Dictons que nous vivons dans un pays laïque, mais ceux qui le disent n’ont pas croisé les chemins des gourous de la productivité ni des influenceuses de la papeterie. Bullet journal, jeûne intermittent, méthodes de travail chronométrées, douches froides à cinq heures du matin, “habitudes atomiques”, journaling jusqu’à en avoir des ampoules aux mains… Soyons clairs : la productivité et la croissance fonctionnent comme des religions civiles.
Le culte de la productivité
Parler de “religion civile” peut sembler excessif, mais il est évident qu’un récit aspirational basé sur l’auto-optimisation s’est normalisé. Ce n’est pas seulement le fait de se lever tôt, de suivre un régime, de mesurer ses performances, d’être discipliné… Échouer est devenu perçu comme un “manque de moralité”.

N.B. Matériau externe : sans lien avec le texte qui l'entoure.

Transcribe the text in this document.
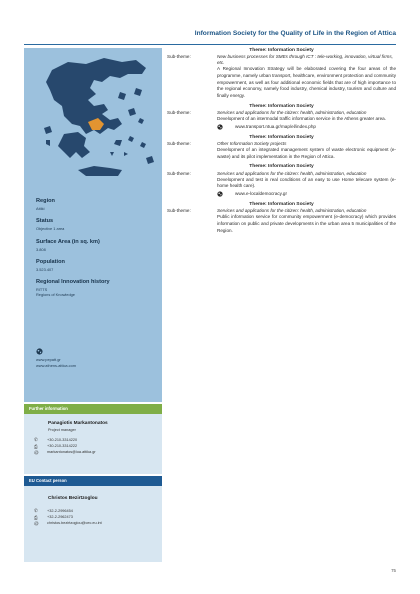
Information Society for the Quality of Life in the Region of Attica
Region
Attiki
Status
Objective 1 area
Surface Area (in sq. km)
3.808
Population
3.523.407
Regional Innovation history
RITTS
Regions of Knowledge
www.pepatt.gr
www.athens-attica.com
Further information
Panagiotis Markantonatos
Project manager
✆	+30-210-3314220
⎙	+30-210-3314222
@	markantonatos@ioa.attika.gr
EU Contact person
Christos Bezirtzoglou
✆	+32-2-2996454
⎙	+32-2-2962473
@	christos.bezirtzoglou@cec.eu.int
Theme: Information Society
Sub-theme:	New business processes for SMEs through ICT : tele-working, innovation, virtual firms, etc.
A Regional Innovation Strategy will be elaborated covering the four areas of the programme, namely urban transport, healthcare, environment protection and community empowerment, as well as four additional economic fields that are of high importance to the regional economy, namely food industry, chemical industry, tourism and culture and finally energy.
Theme: Information Society
Sub-theme:	Services and applications for the citizen: health, administration, education
Development of an intermodal traffic information service in the Athens greater area.
www.transport.ntua.gr/map/el/index.php
Theme: Information Society
Sub-theme:	Other Information Society projects
Development of an integrated management system of waste electronic equipment (e-waste) and its pilot implementation in the Region of Attica.
Theme: Information Society
Sub-theme:	Services and applications for the citizen: health, administration, education
Development and test in real conditions of an easy to use Home telecare system (e-home health care).
www.e-localdemocracy.gr
Theme: Information Society
Sub-theme:	Services and applications for the citizen: health, administration, education
Public information service for community empowerment (e-democracy) which provides information on public and private developments in the urban area 5 municipalities of the Region.
75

Si on se trompe, si on n’arrête pas d’échouer… c’est que l’on ne s’est pas assez donné, qu’on n’est pas assez organisé, pas assez compétent. Un exemple récent concerne les lecteurs qui, réalisant qu’ils ne pourront pas atteindre leur objectif de lecture annuel, choisissent de mettre de côté des livres qui les intéressent pour réserver leur temps à des lectures courtes afin d’atteindre les chiffres préétablis.
L’erreur est devenue quelque chose que nous ne devons pas nous permettre.
Mais Augustin n’était pas d’accord
San Augustin a eu ses moments. Un des esprits les plus brillants de l’Empire romain tardif, Augustin d’Hippone était considéré comme une “perle” dans sa jeunesse. Rapidement, il est devenu l’une des figures les plus influentes du christianisme, remettant en question de nombreux dogmes.
Non seulement il a écrit certaines des œuvres majeures de la littérature mondiale, mais il s’est battu théologiquement, philosophiquement, et littéralement contre les manichéens, donatistes et pélagiens. Cette lutte a bouleversé la pensée occidentale, mais qui aurait cru qu’elle serait essentielle pour nous défendre contre les gourous de la productivité ?
San Augustin contre les gourous de la productivité
“Si je me trompe, j’existe” (“Si fallor, sum”), écrivait le saint d’Hippone dans le livre XI de ‘La Cité de Dieu’. Bien que cela puisse sembler un conseil de deuxième zone, cette idée repose sur une conviction anti-sceptique : même en se trompant, on a de la valeur.
Un échec n’est pas seulement un stigmate : c’est une donnée, un apprentissage, un rappel que nous sommes humains, et que nous sommes en chemin.
On pourrait dire que l’erreur est également productive, mais le véritable enjeu est que, face à ce que Byung-Chul appelle “la société de la performance”, il existe une dimension plus profonde : le droit d’être et d’exister sans les chaînes qui nous lient au système productif.
Dans un monde qui exige “performance” et “utilité” pour attribuer une valeur personnelle, Augustin remet en lumière une tradition chrétienne antique : la valeur ontologique de la personne n’est pas conditionnée par ses succès ou échecs. Même au cœur de l’échec, nous valons exactement la même chose.
Car lorsque Augustin parle d’exister, il ne parle pas seulement d’être. Il parle de vivre, de savoir que l’on existe, et d’aimer ces deux réalités comme une théorie non productiviste.